D’une part, des figures divines incarnent l’être supérieur qui dicte les comportements et les croyances. Avec assurance, elles disent aux humains : « Je peux tout faire, je peux être tout ce que je veux. Regardez-moi voler. Vivre est ma joie ; mon avenir est si radieux. Je ne mourrai jamais. » D’autre part, le refrain incarne un observateur distant de l’histoire qui se déroule. Au fil de la chanson, les dieux et les déesses expliquent comment, en adoptant et même en reproduisant leurs croyances, les humains pourraient s’intégrer et trouver l’acceptation ainsi que l’amour : « Alors laissez-nous simplement vous guider, faire de cet espace sans protection un vide que vous pourrez combler d’engourdissement par notre grâce. Alors souriez simplement, et vous y arriverez ; cela pourrait être de l’amour, et vous ne serez jamais haï. » Ici, New Past fait allusion aux dangers de la normalisation de la violence envers les communautés marginalisées. Pourtant, une autre voix interroge doucement les divinités : « Que vaut votre sécurité si elle ne se mesure qu’à l’aune du malaise des autres ? Que vaut votre choix s’il repose sur une peur violente ? Que vaut votre amour si votre lignée vous a rendus insensibles ? À quoi devez-vous votre identité ? » Avec insistance, cette voix continue de poser cette dernière question jusqu’à ce que les deux voix s’éteignent et que la chanson s’achève. Les paroles nous rappellent à quel point il est facile de devenir complices des systèmes mêmes de racisme et de patriarcat qui nuisent déjà à nos propres communautés. Lopaz s’empare de cette histoire complexe en donnant vie aux divinités et aux scènes à travers plus de quatre-vingt-dix collages.

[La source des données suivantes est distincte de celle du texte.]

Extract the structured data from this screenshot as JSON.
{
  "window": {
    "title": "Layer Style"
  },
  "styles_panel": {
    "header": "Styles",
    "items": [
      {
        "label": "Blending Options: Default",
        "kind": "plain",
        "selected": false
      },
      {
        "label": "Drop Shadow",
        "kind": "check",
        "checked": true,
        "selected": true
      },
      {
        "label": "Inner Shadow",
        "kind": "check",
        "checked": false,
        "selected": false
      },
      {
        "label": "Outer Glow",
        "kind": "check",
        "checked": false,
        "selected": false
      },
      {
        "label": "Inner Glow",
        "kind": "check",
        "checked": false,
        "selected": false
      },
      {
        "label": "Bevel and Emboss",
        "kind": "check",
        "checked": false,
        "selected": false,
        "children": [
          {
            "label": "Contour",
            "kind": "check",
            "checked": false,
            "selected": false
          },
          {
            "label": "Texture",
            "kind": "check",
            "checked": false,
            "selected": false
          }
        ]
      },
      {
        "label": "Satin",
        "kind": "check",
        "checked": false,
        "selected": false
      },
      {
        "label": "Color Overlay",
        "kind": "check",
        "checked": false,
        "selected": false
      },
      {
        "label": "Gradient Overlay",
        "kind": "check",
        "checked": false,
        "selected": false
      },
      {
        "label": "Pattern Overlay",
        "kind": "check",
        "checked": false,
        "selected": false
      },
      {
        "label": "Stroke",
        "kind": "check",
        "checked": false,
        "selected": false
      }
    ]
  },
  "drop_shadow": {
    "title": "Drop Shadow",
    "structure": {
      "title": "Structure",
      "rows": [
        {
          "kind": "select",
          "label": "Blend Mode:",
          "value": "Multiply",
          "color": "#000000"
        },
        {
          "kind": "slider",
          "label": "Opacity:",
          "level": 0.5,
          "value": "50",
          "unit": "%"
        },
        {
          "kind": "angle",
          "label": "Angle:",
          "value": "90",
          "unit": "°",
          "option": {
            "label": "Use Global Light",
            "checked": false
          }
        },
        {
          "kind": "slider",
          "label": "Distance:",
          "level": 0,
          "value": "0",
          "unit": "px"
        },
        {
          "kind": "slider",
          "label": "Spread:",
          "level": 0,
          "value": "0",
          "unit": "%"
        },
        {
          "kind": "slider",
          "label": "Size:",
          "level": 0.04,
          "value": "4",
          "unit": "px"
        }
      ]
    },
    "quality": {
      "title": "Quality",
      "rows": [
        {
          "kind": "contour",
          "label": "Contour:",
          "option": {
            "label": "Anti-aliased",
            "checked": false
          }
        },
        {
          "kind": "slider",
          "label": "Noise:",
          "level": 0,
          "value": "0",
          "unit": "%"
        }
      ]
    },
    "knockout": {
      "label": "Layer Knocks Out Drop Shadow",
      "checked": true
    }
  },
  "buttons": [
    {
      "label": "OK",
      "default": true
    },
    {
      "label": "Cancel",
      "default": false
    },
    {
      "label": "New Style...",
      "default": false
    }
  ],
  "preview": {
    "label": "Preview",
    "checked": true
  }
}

L’esthétique de l’œuvre puise dans l’âpreté, la tactilité, la texture, la superposition et la fragmentation propres au collage, créant un mouvement saccadé et un récit visuel qui attirent l’attention sur la nature construite tant de l’identité que des systèmes de croyance. En découpant et en recontextualisant des images tirées de magazines de mode et de la culture populaire, Lopaz dépasse les stéréotypes préjudiciables pour créer des figures hybrides et mythiques, facilitant ainsi la construction de réalités spéculatives pour les communautés Noires. Dans les premières scènes, six dieux et déesses prennent forme à partir de visages fragmentés de sujets noirs, associés à des matériaux tels que le quartz, des vases en argile, du tissu, des foulards et des coquillages. Au fur et à mesure que la vidéo se déroule, d’autres figures représentant des humains issus de différentes communautés entrent en contact et semblent parfois même s’affronter ou s’attaquer les unes aux autres.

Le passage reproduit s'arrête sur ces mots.